What: a reflexion on why physical retail is still important, even for Digitally Native Vertical Brands (DNVBs)


Why it is important: with the store closures and the travels on hold all over the world, online sales have skyrocketed since the beginning of the pandemic. It has forced some major retail actor to find digital solutions to stay afloat, while it was easier for the Direct-To-Consumer (DTC) brands that are born online. However, pre-pandemic, many DTC were making their entry on the offline market. Retail Dive looks at how they might continue to explore physical retail after the pandemic


At first selling directly to the consumer online and cutting out the middleman was an opportunity for DTC brands to save costs and offer a unique experience. Now that this segment is crowded, marketing cost have duplicated in the race of attracting more customers. Going offline allow for DTC brands to reach another audience.

Generally DVNBs need less space to showcase their items, and they usually link the physical space to digital activations such as try-instore-order-online, following some sort of showroom model that allow them to show their products physically, without needing a huge space.

However, the downside to that is that customers can rarely walk away with a product the same day. Offering merchandise in stores also forces digitally natives to completely rethink their operating model and supply chains: shipping goods to a consumer's home is different than shipping goods from one physical locations to another  to manage the stocks in case one item is sold out somewhere for instance).

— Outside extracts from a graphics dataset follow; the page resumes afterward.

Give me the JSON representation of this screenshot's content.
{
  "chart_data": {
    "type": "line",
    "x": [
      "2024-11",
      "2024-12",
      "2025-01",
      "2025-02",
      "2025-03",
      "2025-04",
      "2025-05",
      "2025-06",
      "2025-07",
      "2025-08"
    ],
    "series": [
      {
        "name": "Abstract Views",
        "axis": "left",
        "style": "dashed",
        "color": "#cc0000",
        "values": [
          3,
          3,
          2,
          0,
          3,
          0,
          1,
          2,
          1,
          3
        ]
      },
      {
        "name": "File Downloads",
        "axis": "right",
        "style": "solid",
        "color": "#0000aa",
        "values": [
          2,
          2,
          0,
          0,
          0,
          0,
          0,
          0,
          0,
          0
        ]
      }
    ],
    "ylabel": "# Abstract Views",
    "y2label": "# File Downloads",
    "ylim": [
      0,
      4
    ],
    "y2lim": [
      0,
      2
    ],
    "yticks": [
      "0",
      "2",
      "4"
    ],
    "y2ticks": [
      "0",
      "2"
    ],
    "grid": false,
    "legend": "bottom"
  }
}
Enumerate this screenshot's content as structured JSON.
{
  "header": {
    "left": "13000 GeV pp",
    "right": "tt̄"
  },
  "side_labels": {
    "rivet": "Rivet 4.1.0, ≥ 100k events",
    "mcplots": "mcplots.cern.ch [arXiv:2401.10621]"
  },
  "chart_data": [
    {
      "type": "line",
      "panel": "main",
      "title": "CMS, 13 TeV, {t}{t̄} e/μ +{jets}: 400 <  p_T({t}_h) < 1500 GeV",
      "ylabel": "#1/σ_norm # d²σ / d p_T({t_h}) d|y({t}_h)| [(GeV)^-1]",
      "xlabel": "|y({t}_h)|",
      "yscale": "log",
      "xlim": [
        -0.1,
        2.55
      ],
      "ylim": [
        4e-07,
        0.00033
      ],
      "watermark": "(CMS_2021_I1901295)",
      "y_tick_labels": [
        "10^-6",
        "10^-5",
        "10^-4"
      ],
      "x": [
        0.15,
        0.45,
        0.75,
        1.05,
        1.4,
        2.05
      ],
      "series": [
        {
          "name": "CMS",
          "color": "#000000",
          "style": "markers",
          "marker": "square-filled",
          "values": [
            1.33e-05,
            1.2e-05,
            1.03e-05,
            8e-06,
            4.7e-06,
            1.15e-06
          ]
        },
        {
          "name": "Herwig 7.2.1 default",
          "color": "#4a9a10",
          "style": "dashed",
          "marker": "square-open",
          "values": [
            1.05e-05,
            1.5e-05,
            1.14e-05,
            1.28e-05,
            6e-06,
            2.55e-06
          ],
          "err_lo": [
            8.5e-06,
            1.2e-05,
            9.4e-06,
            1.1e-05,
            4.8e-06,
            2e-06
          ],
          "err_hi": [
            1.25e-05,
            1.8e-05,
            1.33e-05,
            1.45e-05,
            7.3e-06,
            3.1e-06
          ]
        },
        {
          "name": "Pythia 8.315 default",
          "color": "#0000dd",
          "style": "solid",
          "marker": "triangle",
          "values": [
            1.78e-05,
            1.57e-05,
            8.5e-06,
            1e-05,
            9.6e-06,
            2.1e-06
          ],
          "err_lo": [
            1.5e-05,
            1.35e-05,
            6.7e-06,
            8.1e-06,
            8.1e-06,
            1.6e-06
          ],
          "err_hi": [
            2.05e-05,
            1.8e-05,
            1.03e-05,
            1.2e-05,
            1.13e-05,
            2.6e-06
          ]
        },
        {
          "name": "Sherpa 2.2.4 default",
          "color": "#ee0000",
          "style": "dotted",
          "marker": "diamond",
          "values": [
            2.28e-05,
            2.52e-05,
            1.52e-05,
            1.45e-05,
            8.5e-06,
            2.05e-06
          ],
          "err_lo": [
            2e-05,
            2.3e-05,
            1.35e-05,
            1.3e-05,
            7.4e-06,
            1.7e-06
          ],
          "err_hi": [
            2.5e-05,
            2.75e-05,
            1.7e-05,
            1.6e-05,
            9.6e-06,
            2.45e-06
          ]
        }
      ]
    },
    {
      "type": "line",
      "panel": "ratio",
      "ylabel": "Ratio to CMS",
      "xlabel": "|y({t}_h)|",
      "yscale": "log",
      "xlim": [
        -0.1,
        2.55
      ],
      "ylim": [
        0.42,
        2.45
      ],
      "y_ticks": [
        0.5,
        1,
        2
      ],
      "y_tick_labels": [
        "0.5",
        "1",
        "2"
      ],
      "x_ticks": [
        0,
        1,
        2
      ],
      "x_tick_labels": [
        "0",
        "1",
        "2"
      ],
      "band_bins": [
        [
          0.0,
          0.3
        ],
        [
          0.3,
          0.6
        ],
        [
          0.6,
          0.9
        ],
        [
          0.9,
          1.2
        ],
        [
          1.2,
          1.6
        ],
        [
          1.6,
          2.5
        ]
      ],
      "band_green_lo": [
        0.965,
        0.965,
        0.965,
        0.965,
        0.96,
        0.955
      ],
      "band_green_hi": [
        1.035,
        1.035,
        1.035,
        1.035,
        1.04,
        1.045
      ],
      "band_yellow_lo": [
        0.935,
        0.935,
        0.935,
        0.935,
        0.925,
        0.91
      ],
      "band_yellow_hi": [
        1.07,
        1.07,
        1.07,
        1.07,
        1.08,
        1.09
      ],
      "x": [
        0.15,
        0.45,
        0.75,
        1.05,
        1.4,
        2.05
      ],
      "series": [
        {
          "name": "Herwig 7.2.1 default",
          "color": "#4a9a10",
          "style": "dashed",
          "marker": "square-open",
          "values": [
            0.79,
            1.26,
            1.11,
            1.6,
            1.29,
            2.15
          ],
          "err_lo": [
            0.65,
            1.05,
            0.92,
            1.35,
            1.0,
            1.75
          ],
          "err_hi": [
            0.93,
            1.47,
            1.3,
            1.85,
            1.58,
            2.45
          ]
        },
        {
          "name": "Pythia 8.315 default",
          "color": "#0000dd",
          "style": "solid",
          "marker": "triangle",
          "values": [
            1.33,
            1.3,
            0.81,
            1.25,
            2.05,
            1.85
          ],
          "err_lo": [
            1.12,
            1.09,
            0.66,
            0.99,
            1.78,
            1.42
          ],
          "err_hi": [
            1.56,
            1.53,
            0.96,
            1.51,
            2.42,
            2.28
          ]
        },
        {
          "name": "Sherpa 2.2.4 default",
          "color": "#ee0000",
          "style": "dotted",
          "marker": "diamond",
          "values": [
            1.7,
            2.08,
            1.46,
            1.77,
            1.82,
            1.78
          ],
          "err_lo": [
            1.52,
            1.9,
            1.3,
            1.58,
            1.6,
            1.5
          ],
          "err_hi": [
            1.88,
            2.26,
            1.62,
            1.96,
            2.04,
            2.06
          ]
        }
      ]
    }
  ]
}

Also with the pandemic now local, suburban retail is exploding, as many consumers now work from home and remain in their immediate surroundings to shop. This will be new testing grounds for DTC brands, and pop-ups should be even more used in the small cities in the near future.

As the future is still pretty blurry for retail, it might not be too reassuring to DNVBs to plan an opening and negotiate with a landlord for a space. Therefore, partnerships with established retailers should continue to grow (think bedding brand Casper who already had a partnership with retailers including Target and who extended this partnership to Nordstrom in November 2020).